Applying the affordability uplift to anywhere with a ratio greater than 4 is a key decision, justified in the consultation simply with reference to the average first-time buyer loan-to-income ratio in 2015 (3.61). This is cited as a finding of the Council of Mortgage Lenders (now UK Finance).

The significance of 2015 is a mystery. The significance of that specific ratio is not much clearer.

The ratio used in the SM2 formula is the median house price-to-median earnings ratio published by the ONS. The house price in that ratio is the median price paid of all residential sales recorded by HM Land Registry. The earnings is based on the ONS Annual Survey of Hours and Earnings and is the median amount earnt by a full-time worker employed in an area.

The mortgage loan-to-income ratio cited is different. Most importantly it is only the loan that is being compared to income, not the house price. UK Finance data allows the average first-time buyer house price-to-income ratio to be calculated. It was 4.5 in June 2020.

The income number is also different to the one in the ratio used by SM2. It is the income (earned income and possibly other income) of the borrower. So it may include joint incomes. And it is only the incomes of those people affluent enough to be buying houses.

Although the amount people can borrow is limited, the greater barrier to home ownership is the deposit requirement. The average first-time buyer needed to raise 22% of the purchase price in 2019, equivalent to 101% of their annual income, according to UK Finance data.

The Government's First Homes scheme aims to address this, but will only help a relatively small number of people.

Widespread availability of high loan-to-value mortgages seems unlikely to return in the short term. Increasing availability of such products over the last few years has recently been largely reversed by the economic uncertainty stemming from the Covid-19 pandemic.

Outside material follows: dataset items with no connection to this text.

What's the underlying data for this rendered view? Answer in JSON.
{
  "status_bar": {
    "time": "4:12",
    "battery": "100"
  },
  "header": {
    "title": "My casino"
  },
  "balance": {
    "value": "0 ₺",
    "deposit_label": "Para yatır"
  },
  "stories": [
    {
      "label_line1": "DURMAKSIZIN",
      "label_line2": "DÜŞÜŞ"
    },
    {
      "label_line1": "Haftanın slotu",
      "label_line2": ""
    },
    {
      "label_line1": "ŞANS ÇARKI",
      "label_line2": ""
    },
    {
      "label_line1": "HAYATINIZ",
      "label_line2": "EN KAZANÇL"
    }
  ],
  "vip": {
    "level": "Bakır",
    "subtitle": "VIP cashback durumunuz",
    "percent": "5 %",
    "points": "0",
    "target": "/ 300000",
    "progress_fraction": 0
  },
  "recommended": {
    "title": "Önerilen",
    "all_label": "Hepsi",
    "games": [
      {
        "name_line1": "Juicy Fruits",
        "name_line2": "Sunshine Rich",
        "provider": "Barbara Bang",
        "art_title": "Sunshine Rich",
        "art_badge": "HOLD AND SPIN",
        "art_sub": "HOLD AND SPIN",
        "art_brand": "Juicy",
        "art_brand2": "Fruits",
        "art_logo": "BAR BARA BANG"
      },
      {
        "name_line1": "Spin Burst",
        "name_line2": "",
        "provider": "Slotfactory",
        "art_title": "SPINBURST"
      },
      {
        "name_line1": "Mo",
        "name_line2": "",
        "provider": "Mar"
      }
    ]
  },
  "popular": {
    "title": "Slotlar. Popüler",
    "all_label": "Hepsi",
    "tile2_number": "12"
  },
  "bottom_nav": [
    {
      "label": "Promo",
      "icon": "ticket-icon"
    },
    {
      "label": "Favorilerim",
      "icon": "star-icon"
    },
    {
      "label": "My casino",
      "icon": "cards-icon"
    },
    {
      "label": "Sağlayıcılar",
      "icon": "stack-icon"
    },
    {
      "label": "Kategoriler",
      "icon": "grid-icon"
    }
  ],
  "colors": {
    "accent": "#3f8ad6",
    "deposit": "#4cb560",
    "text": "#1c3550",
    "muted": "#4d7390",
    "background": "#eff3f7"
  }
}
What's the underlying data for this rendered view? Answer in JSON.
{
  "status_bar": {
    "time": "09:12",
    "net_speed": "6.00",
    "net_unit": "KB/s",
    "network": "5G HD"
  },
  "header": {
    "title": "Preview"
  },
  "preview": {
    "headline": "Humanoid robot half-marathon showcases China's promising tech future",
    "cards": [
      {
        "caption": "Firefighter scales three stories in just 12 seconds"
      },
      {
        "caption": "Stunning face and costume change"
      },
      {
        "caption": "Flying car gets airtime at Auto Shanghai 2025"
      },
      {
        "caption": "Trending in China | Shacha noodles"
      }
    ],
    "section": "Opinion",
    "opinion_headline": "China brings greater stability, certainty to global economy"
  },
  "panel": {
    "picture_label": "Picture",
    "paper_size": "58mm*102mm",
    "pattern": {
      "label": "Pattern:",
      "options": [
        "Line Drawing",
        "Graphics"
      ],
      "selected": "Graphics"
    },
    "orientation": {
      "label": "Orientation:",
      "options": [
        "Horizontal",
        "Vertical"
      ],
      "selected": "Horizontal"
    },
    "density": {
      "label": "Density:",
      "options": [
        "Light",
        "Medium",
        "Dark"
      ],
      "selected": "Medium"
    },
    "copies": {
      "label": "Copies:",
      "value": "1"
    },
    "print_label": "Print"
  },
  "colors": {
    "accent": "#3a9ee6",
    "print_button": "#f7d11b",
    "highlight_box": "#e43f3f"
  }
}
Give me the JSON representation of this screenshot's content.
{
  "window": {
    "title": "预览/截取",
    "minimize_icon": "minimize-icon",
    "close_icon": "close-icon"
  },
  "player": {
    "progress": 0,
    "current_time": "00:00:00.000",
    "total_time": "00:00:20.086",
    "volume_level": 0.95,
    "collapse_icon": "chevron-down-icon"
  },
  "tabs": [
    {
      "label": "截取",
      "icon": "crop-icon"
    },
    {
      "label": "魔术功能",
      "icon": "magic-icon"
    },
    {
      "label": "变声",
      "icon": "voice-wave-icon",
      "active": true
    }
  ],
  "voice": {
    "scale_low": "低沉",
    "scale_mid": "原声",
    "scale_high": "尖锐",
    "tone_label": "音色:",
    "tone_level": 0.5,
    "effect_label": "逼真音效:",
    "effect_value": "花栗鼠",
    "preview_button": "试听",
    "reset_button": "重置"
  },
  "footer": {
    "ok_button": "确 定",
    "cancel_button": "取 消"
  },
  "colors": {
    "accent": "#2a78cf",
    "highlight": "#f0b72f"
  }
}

Many households, particularly those on lower incomes, will struggle to save a sufficient deposit to buy a home and are likely to be long-term renters. The existence of both private and social rented housing is likely to continue, and in general, is likely to accommodate less affluent households.

This all suggests that the threshold should be higher than 4. Our proposed approach introduced a floor to housing need, based on dwelling stock and affordability, only in places where the median house price-to-earnings ratio is greater than 5.